One of Canada’s most influential not-for-profit research organizations has published its annual Long-Term Economic Forecast, which includes its predictions for the housing market for the next few years.

“In the near term, we think Canada’s housing market is poised to come in for a soft landing,” the Conference Board of Canada stated in its comprehensive, 126-page document.

“Ongoing population growth and strong household formation have underpinned potential demand, and ongoing (albeit modest) employment growth and low interest rates have turned homebuyer interest into sales.”

The organization acknowledged that certain housing pockets – such as Toronto’s condo market – pose a certain threat to the economy, but it believes that the risk is manageable, with starts already cooling and mortgage rates expected to spike.

“Even this hazard is reduced by sustained housing demand and a solid local economy,” the organization states in the report.

“Over the next few years, rising interest rates will cool housing starts, despite good household formation.”

As for housing prices, the Conference Board has predicted one or two years of slight price declines.

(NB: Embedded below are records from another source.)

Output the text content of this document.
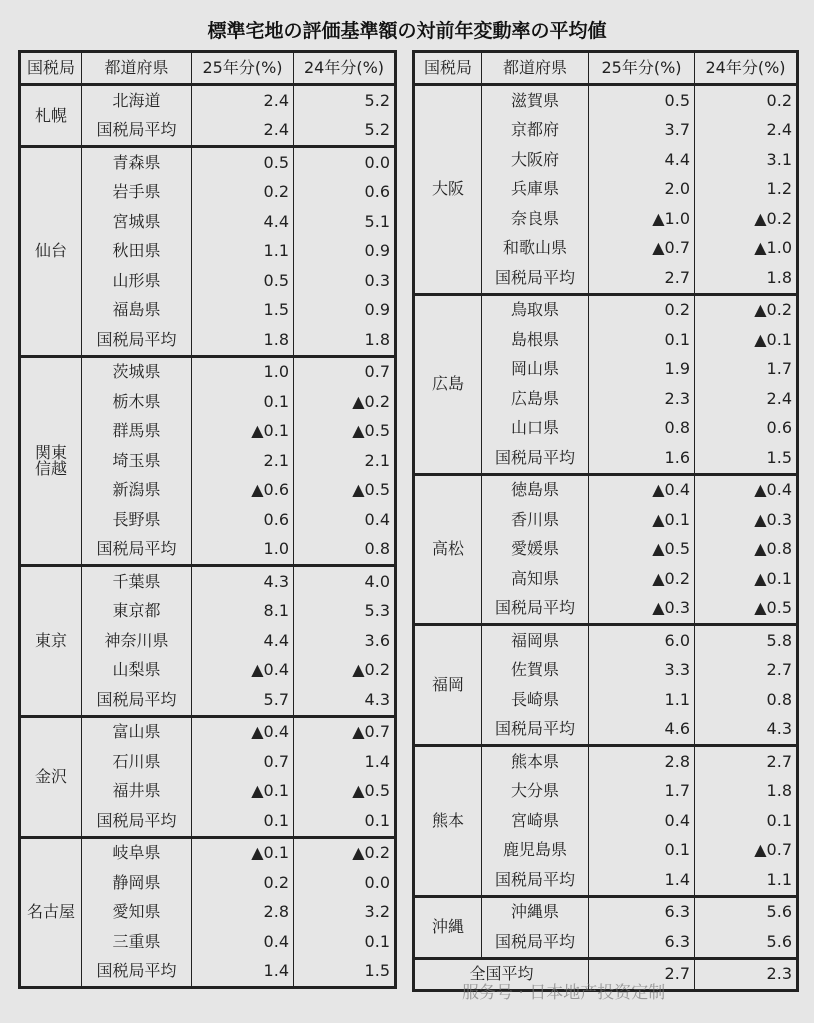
標準宅地の評価基準額の対前年変動率の平均値
国税局	都道府県	25年分(%)	24年分(%)
札幌	北海道	2.4	5.2
	国税局平均	2.4	5.2
仙台	青森県	0.5	0.0
	岩手県	0.2	0.6
	宮城県	4.4	5.1
	秋田県	1.1	0.9
	山形県	0.5	0.3
	福島県	1.5	0.9
	国税局平均	1.8	1.8
関東
信越	茨城県	1.0	0.7
	栃木県	0.1	▲0.2
	群馬県	▲0.1	▲0.5
	埼玉県	2.1	2.1
	新潟県	▲0.6	▲0.5
	長野県	0.6	0.4
	国税局平均	1.0	0.8
東京	千葉県	4.3	4.0
	東京都	8.1	5.3
	神奈川県	4.4	3.6
	山梨県	▲0.4	▲0.2
	国税局平均	5.7	4.3
金沢	富山県	▲0.4	▲0.7
	石川県	0.7	1.4
	福井県	▲0.1	▲0.5
	国税局平均	0.1	0.1
名古屋	岐阜県	▲0.1	▲0.2
	静岡県	0.2	0.0
	愛知県	2.8	3.2
	三重県	0.4	0.1
	国税局平均	1.4	1.5
国税局	都道府県	25年分(%)	24年分(%)
大阪	滋賀県	0.5	0.2
	京都府	3.7	2.4
	大阪府	4.4	3.1
	兵庫県	2.0	1.2
	奈良県	▲1.0	▲0.2
	和歌山県	▲0.7	▲1.0
	国税局平均	2.7	1.8
広島	鳥取県	0.2	▲0.2
	島根県	0.1	▲0.1
	岡山県	1.9	1.7
	広島県	2.3	2.4
	山口県	0.8	0.6
	国税局平均	1.6	1.5
高松	徳島県	▲0.4	▲0.4
	香川県	▲0.1	▲0.3
	愛媛県	▲0.5	▲0.8
	高知県	▲0.2	▲0.1
	国税局平均	▲0.3	▲0.5
福岡	福岡県	6.0	5.8
	佐賀県	3.3	2.7
	長崎県	1.1	0.8
	国税局平均	4.6	4.3
熊本	熊本県	2.8	2.7
	大分県	1.7	1.8
	宮崎県	0.4	0.1
	鹿児島県	0.1	▲0.7
	国税局平均	1.4	1.1
沖縄	沖縄県	6.3	5.6
	国税局平均	6.3	5.6
全国平均		2.7	2.3
服务号 · 日本地产投资定制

However, modest declines should be viewed in context: prices have spiked nearly 70 per cent from 2003 to 2013.

With interest rates expected to eventually rise and markets starting to cool, the Conference Board acknowledged that prudent handling of finances by the majority of Canadians will help the country avoid a similar fate to that of the U.S.'s housing market in the mid-late 2000s.

“Such a flood would indeed prompt a significant housing market correction, as it did in the United States after the financial crisis struck in 2007,” the organization stated.

“One reason why Canada will avoid this fate is that Canadians seem to be behaving rationally, taking advantage of low interest rates to pay off their mortgages faster, so that, upon renewal, there is less debt to service and an individual’s carrying costs will not, accordingly, spike.”